Bearing in mind that this is all hypothetical, let’s say that you are an absolute nut about rocks. You love every aspect of gemology. You build a site that offers decent pricing, like the site that failed, but your website offers a blog where your customers can talk to you. Maybe it even has a forum on it so that your customers can talk to each other. Your customer service department is prompt, courteous, and always willing to make the customer happy. When you ship out an order, you include a thank you gift of a $5 coupon for a future purchase. You set up a section on your site for customers to review your products and you genuinely listen to suggestions from the public about ways in which you can improve your business. You continue to brainstorm and test out neat ideas that will get the right folks excited about what your company is doing.

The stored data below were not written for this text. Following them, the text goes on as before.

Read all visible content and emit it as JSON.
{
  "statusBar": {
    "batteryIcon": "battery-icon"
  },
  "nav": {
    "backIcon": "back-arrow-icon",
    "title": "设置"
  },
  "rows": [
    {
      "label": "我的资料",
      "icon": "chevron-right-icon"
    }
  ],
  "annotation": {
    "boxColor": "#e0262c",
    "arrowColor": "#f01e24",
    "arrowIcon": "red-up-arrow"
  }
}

I would say that a business being started in this second scenario has a pretty fair chance of meeting demand for good prices, great products and super service. Obviously, I’m not getting into what it will take to compete with others in the same field, but starting out with the concept that you care about sharing something great with others, rather than that you just want to make some money any which way, is definitely going to result in running a website where I would want to shop.
Because we work mostly with small businesses, we’ve become true believers in finding the niche, whether it be better prices, better products, or simply a happier shopping atmosphere for customers than what other sites are offering. Perhaps it can best be summed up in historian Joseph Campbell’s mantra: Follow Your Bliss. I would add to this, create the kind of business that you would feel excited and good about having dealings with, and you’re starting out on the right foot.
That 5% figure is genuinely daunting. You are going to be the best judge here as to whether your new business plan is one that strives to become the source for something, or whether you’re just sorta hopin’ to do okay.